Yesterday afternoon, Steve Penny tendered his resignation as the president of USA Gymnastics.
The resignation came after months of investigative reports on the part of the Indianapolis Star, focusing on lax policies that allowed a team doctor named Larry Naser to have access to hundreds of young women in his job with USA Gymnastics as well as with Michigan State University.
The numbers, as reported by the Indy Star, are staggering.
But the ramifications could be even greater.
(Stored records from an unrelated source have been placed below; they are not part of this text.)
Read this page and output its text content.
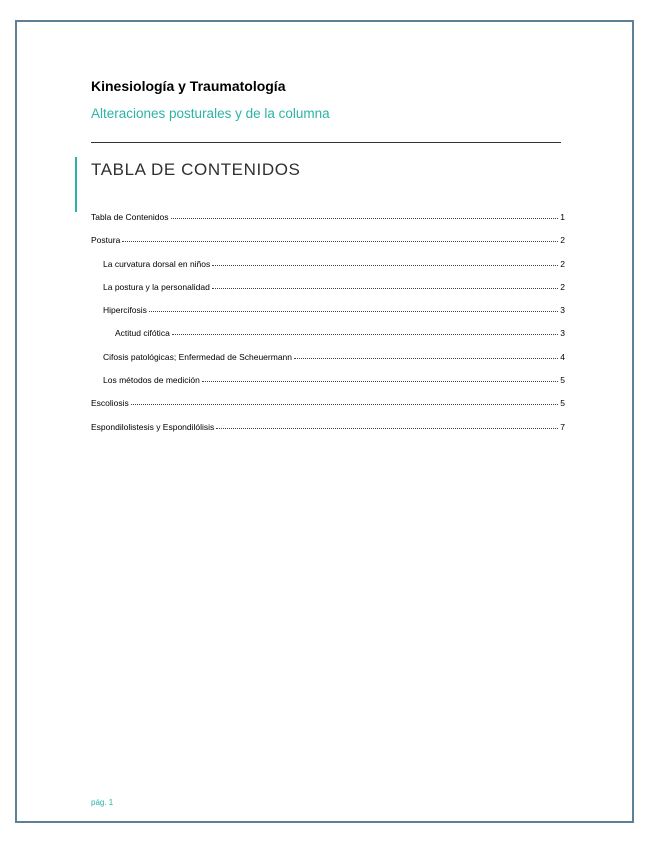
Kinesiología y Traumatología
Alteraciones posturales y de la columna
TABLA DE CONTENIDOS
Tabla de Contenidos	1
Postura	2
La curvatura dorsal en niños	2
La postura y la personalidad	2
Hipercifosis	3
Actitud cifótica	3
Cifosis patológicas; Enfermedad de Scheuermann	4
Los métodos de medición	5
Escoliosis	5
Espondilolistesis y Espondilólisis	7
pág. 1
Just look at what happened this week in the Penn State sexual abuse scandal. If you remember, the first drips of the scandal occurred in November 2011, when charges were leveled against PSU athletic director Tim Curley, and Gary Schultz, the school’s senior vice president for finance and business. Curley and Schultz, just this week, took a plea deal for their part in the scandal. And next Monday, the president of Penn State, Graham Spanier, is to go on trial for his part in the abuse.
Penn State, in the intervening 5 1/2 years, undergone a lot of fraught changes. Football coach Joe Paterno was made to resign, and died only a few months later. A statue of him was removed from the area around the football stadium. Some 112 coaching wins were stripped, then reinstated just two years ago.
I have a feeling that the affairs surrounding Larry Naser are only beginning. The gymnastics are just a sideshow; what did people at his other employers — Twistars, the City of Holt., Mich., and MSU’s athletic department — know, and when did they know it?
This is a powerful question, one which we’ll be following with some interest.